В армию меня перевели 17 ноября 1942 года, и я немедленно уехал в Форт-Райли, Канзас. У этой военной базы были богатые традиции и все необходимое для подготовки солдат и офицеров, но климат в тех краях был хуже некуда, даже по сравнению с Россией. Неизменно экстремальные условия: бури и торнадо, жгучий холод зимой и изматывающая жара летом. Однако именно здесь располагался штаб Кастера[109]
, здесь служил генерал Паттон [110] и другие легендарные военачальники. Здесь же была расквартирована 1-я кавалерийская дивизия, которая скоро прославится во время операций в южной части Тихого океана. Выражение «плюнуть и растереть» придумали в Форт-Райли, оно стало девизом нашего подразделения.Я прибыл на базу в надежде, что в кавалерии меня, как джентльмена, встретят с распростертыми объятиями, как могли бы принять в Императорской гвардии. Хорошие манеры, внешний вид, мастерство наездника и лидерские качества наверняка мне в этом помогут. Но мне сразу же пришлось столкнуться с унизительной уравниловкой начальной военной подготовки. Я был всего лишь одним из новобранцев, и не самым обычным, что делало меня идеальной мишенью для насмешек.
Поскольку меня перевели в армию из подразделения береговой охраны, мое прибытие в Форт-Райли в самый разгар обучения солдат оказалось неожиданным. Формы для меня не нашлось. Но командиры не могли позволить мне так вот просто сидеть и ждать ее, так что курс молодого бойца я начал проходить в чем приехал — габардиновом костюме и пальто из верблюжьей шерсти. Эта одежда еще больше подчеркнула мою непохожесть на остальных. В армии не любят тех, кто выделяется, поэтому я постоянно получал наряды на кухню, чтобы не возомнил о себе лишнего. Наконец наша группа начальной подготовки была сформирована, и нам раздали обмундирование (моя форма оказалась велика мне на пять размеров — типичный армейский кутюр). Но меня по-прежнему заставляли платить за все, чем я отличался от других: за мой бывший титул (я получил прозвище Графофф, ха-ха), за жену-кинозвезду, за манеру выражаться, просто за то, что я был иным.

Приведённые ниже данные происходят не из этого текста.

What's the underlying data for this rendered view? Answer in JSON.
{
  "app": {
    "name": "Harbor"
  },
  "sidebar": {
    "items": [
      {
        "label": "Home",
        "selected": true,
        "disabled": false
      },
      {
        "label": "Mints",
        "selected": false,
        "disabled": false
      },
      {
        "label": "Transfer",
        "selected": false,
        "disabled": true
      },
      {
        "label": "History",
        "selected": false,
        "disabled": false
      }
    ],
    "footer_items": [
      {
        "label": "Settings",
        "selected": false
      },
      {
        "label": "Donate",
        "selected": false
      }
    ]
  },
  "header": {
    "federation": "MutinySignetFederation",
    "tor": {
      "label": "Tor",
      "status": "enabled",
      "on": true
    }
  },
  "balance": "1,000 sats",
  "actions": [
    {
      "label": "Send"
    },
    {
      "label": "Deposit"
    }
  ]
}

Через несколько недель Джин приехала навестить меня, и мне разрешили встретиться с ней на вокзале ближайшего городка Джанкшн-Сити. «Господи, — воскликнула она, когда увидела меня с короткой стрижкой, сбритыми усами, в плохо подогнанной форме и похудевшего на пятнадцать фунтов (6,8 кг), — Олег, что они с тобой сделали?»
Думаю, Джин надеялась, что меня сразу произведут в офицеры, и, конечно, была разочарована. Ее приезд не мог не вызвать на базе ажиотажа. В один из вечеров ее пригласили в офицерский клуб, а я, в виде издевательства, получил наряд на кухню клуба.